On the other hand, the so-called open shop, even if conducted with fairness and honesty on the part of the employer, is apt to result in a disintegration of the Union. It has been a frequent experience of organized labor that, even after a strike has been won, men drop out of the Union and leave the burden of Union obligation to the loyal minority, who, weakened in numbers, face not only a loss of what the strike has gained, but a retrogression of those Union standards that have been the result of past struggles and sacrifices.
By the preferential Union plan, when an employer obliges himself to prefer Union to non-union men, a Union man in good standing, that is, a Union man who has paid his dues and met his Union obligations, is insured employment to a limited extent, and the dues represent a premium paid by him for such employment.

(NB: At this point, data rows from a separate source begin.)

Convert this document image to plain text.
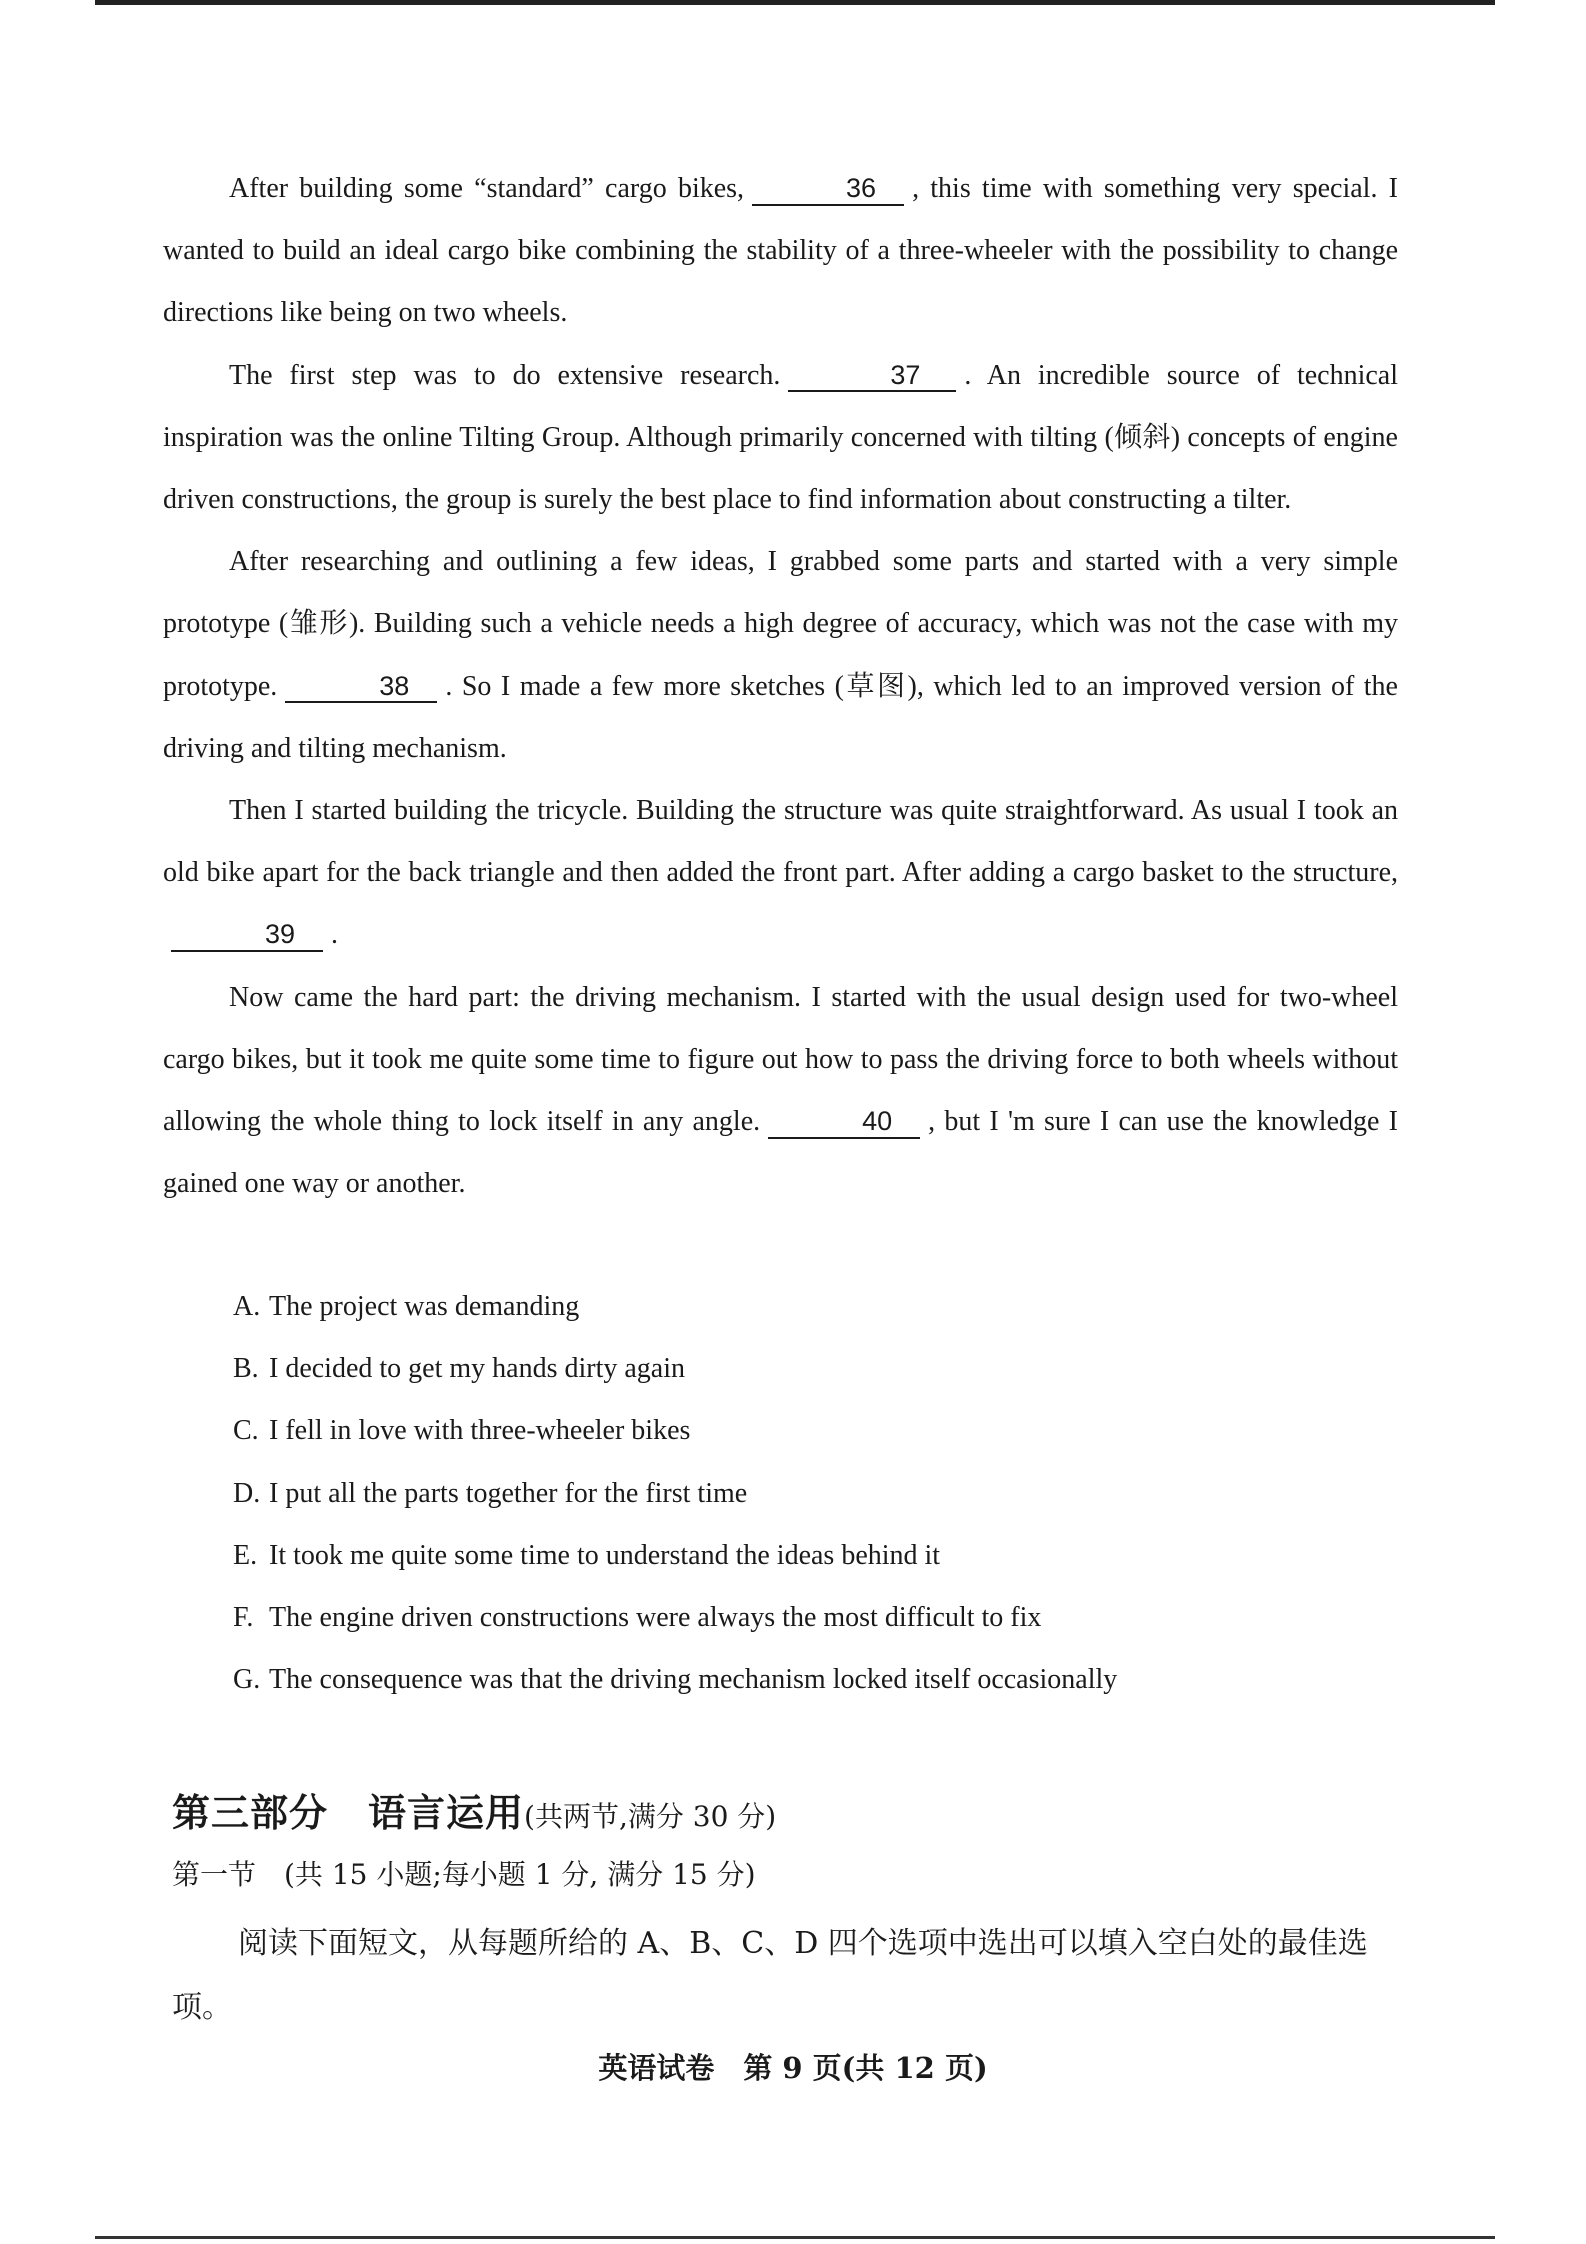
After building some “standard” cargo bikes,	36 , this time with something very special. I wanted to build an ideal cargo bike combining the stability of a three-wheeler with the possibility to change directions like being on two wheels.

The first step was to do extensive research.	37 . An incredible source of technical inspiration was the online Tilting Group. Although primarily concerned with tilting (倾斜) concepts of engine driven constructions, the group is surely the best place to find information about constructing a tilter.

After researching and outlining a few ideas, I grabbed some parts and started with a very simple prototype (雏形). Building such a vehicle needs a high degree of accuracy, which was not the case with my prototype.	38 . So I made a few more sketches (草图), which led to an improved version of the driving and tilting mechanism.

Then I started building the tricycle. Building the structure was quite straightforward. As usual I took an old bike apart for the back triangle and then added the front part. After adding a cargo basket to the structure,39 .

Now came the hard part: the driving mechanism. I started with the usual design used for two-wheel cargo bikes, but it took me quite some time to figure out how to pass the driving force to both wheels without allowing the whole thing to lock itself in any angle.	40 , but I 'm sure I can use the knowledge I gained one way or another.

A. The project was demanding
B. I decided to get my hands dirty again
C. I fell in love with three-wheeler bikes
D. I put all the parts together for the first time
E. It took me quite some time to understand the ideas behind it
F. The engine driven constructions were always the most difficult to fix
G. The consequence was that the driving mechanism locked itself occasionally
第三部分 语言运用(共两节,满分 30 分)
第一节　(共 15 小题;每小题 1 分, 满分 15 分)

阅读下面短文，从每题所给的 A、B、C、D 四个选项中选出可以填入空白处的最佳选项。

英语试卷　第 9 页(共 12 页)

It was not an easy task to secure assent to this idea from the manufacturers, for Mr. Brandeis made it clear that, while the plan did not oblige the manufacturers to coerce men into joining the Union, it clearly placed them on record in favor of a trade-union, and obliged them to do nothing, directly or indirectly, to injure the Union, and positively to do everything in their power, outside of coercion, to strengthen the Union.

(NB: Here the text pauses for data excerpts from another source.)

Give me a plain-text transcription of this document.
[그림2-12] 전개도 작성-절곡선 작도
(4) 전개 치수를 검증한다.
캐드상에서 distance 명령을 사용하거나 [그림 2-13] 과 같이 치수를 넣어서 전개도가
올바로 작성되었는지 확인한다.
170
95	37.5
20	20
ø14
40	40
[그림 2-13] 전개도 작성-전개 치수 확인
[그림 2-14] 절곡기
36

In Mr. Brandeis’ appeal to the Union representatives he referred to the history of the Cloak Makers’ Union as a telling illustration of the futility of their past policy. He pointed out that the membership of the Union during a strike was no test of its strength—a Union’s solidity rested upon its membership in time of peace. Were they not justified in assuming that what had occurred in the past of the Cloak Makers’ Union would occur in the future, and that its membership would dwindle to a small number of the faithful? How could their organization be permanently strengthened?
Cloak making, as a seasonal trade, offered a fair field for proving the efficiency of the preferential plan, for in the slack season the manufacturers must, by its terms, prefer Union men. The industrial situation provided a test of this good faith. The Union leaders could then effectively show the non-union worker the advantage of the union membership.
The final formation of the preferential union shop as presented to both sides by Mr. Brandeis, Mr. London, and Mr. Cohen, in the Brandeis conference, was this: “The manufacturers can and will declare in appropriate terms their sympathy with the Union, their desire to aid and strengthen the Union, and their agreement that, as between Union and non-union men of equal ability to do the job, the Union men shall be given the preference.”